Today, the Hui O Ka Wai Ola program manages data collected at 40 Lee sites that has been made available to the Department of Health’s Clean Water Division for inclusion in reports to the EPA and state and local agencies. New data is currently being collected from 29 coastal sites in west and south Maui.

Senior Team Lead Tiara Stark (left) describes the water testing steps performed by (left to right) Team Lead Nalei Sampson, Maui County Council’s Tamara Paltin and longtime volunteer Kit Harris (in green shirt) during a celebration of the 100th Sampling were conducted session of the Hui O Ka Wai Ola Seawater Quality Monitoring Program. Photo by Ty Freiberg.

Dozens of volunteers have worked with the program since its inception, including Hawaii State Representative Tina Wildberger and Maui resident Kit Harris. The program has four part-time employees: Senior Team Lead Tiara Stark and Team Leads Meredith Beeson, Mitch Brown and Nalei Sampson.

Retired biophysicist Cathy Maxwell is the organization’s technical advisor and Bill Rathfon is the data manager. Hui O Ka Wai Ola is led by a steering committee made up of representatives from the three partner organizations, along with Dana Reed and Kim Falinski, the Quality Assurance Advisors.

The Hawaiian Islands Humpback Whale National Marine Sanctuary, Lahainaluna High School, Da Hawaiian Store, and Pineapple Properties LLC provided the group with free space for their indoor labs.
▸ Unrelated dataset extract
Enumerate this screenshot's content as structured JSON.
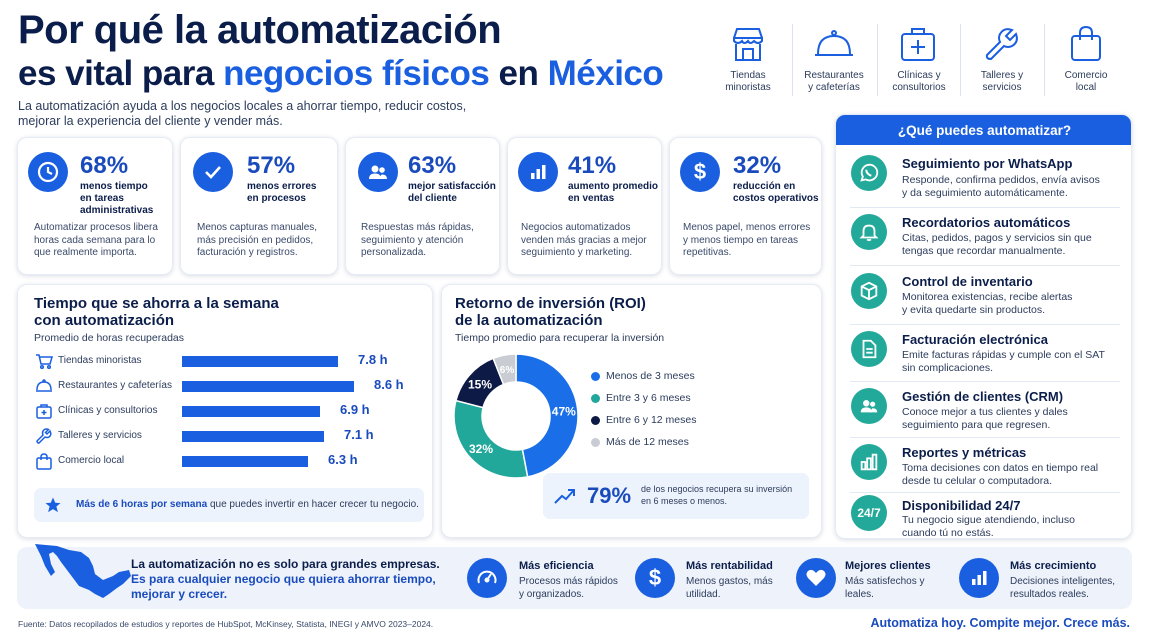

The County of Maui has provided funding along with local businesses, foundations and groups including: National Fish & Wildlife Foundation, Duke’s Maui, Makana Aloha Foundation, Nāpili Bay and Beach Foundation, Media The Foundation, EACH Foundation, North Beach West Maui Benefit Fund , Maui Ocean Center, Hawaii Tourism, LUSH and EcstaSea, and individual donors.
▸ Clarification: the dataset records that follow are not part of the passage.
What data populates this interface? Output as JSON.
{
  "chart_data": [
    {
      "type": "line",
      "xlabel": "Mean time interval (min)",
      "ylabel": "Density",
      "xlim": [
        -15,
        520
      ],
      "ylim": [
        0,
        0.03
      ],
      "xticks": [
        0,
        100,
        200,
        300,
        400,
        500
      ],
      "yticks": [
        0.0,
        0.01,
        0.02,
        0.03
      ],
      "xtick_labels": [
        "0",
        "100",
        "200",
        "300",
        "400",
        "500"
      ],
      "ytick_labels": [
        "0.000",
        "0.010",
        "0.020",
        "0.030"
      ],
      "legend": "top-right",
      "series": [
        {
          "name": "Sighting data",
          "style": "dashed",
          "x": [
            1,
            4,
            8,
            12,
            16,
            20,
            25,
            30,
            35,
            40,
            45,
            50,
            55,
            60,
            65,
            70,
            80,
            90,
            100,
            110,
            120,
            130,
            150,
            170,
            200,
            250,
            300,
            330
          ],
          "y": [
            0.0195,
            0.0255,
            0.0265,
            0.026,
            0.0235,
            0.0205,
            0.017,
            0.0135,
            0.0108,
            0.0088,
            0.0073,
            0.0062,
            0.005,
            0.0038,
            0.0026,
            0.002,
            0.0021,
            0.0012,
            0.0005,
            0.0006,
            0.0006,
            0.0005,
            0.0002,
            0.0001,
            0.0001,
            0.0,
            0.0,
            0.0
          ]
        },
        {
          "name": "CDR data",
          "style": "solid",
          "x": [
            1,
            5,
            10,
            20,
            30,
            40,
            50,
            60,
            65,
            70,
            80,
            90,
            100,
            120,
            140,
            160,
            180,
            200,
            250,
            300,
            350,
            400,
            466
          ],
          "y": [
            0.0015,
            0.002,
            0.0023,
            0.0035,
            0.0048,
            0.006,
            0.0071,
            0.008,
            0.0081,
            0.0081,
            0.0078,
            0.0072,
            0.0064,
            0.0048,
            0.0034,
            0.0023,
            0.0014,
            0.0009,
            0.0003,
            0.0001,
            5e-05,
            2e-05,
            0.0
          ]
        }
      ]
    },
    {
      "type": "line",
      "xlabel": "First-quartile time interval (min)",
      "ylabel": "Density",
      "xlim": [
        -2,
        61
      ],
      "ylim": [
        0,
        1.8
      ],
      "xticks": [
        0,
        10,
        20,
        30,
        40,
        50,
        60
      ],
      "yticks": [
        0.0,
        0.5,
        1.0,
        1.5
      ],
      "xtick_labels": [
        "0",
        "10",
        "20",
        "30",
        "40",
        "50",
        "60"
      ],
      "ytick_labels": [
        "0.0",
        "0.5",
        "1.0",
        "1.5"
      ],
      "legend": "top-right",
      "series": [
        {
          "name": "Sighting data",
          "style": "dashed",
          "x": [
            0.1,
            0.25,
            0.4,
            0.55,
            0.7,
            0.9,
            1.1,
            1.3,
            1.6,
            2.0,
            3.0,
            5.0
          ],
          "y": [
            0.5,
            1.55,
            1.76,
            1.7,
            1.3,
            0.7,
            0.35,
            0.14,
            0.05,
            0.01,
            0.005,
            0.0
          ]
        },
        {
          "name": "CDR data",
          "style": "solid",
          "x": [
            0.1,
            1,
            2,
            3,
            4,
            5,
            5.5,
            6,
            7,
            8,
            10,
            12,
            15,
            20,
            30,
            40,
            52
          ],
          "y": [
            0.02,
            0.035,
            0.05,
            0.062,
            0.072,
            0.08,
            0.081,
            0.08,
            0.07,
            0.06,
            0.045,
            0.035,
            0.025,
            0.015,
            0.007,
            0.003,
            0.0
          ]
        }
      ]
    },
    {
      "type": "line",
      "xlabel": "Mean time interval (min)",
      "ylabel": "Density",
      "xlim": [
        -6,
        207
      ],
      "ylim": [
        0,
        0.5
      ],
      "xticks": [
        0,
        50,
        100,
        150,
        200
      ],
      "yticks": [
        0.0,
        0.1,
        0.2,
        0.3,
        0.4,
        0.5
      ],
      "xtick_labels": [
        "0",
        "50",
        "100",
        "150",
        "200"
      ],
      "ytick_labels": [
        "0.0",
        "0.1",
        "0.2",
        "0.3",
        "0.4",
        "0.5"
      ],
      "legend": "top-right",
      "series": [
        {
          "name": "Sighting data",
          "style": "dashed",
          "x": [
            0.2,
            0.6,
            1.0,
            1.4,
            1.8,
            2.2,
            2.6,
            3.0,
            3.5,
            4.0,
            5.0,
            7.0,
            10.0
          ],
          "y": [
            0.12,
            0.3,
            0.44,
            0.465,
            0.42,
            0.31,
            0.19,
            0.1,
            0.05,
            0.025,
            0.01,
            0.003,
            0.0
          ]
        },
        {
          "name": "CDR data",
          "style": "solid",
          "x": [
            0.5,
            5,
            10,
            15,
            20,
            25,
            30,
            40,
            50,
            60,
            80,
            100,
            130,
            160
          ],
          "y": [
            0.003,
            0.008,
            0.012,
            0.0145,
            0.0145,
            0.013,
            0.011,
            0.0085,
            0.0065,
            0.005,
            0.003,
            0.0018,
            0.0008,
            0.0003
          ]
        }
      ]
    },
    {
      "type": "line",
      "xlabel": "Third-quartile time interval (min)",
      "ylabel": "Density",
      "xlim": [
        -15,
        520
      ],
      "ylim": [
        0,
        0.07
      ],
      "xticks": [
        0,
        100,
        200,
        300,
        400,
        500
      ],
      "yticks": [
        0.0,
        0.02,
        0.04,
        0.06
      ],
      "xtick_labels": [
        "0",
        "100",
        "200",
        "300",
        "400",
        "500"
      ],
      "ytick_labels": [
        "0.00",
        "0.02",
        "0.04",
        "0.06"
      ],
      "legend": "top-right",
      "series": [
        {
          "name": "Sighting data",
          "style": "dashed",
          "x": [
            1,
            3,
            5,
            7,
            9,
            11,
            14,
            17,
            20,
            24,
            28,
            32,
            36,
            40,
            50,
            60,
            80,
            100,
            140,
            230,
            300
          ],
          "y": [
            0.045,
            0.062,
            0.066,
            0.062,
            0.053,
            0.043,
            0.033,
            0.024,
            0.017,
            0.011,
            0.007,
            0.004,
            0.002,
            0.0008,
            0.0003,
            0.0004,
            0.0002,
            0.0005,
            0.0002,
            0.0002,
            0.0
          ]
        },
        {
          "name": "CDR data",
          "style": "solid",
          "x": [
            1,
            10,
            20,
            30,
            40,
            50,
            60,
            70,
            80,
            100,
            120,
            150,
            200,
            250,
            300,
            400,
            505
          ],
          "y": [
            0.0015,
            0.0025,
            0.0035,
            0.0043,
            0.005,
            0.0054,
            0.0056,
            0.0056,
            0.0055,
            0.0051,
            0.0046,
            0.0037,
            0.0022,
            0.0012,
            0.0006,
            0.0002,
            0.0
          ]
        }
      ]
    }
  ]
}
Hui O Ka Wai Ola also provides annual presentations to the community on water quality conditions along Maui’s leeward side and has expanded its efforts with new equipment and testing methods to further identify the sources of water quality degradation along Maui’s shores.

“I haven’t seen the same type of brown water events on the beach at DT Fleming in a long time,” said Jim Maxwell, MNMRC board member and HOKWO volunteer.

“This is an incredible story about the power of citizen scientists and how people can work together to achieve a goal,” said Newbold. “We are grateful that the people of Maui care so much about seawater quality.”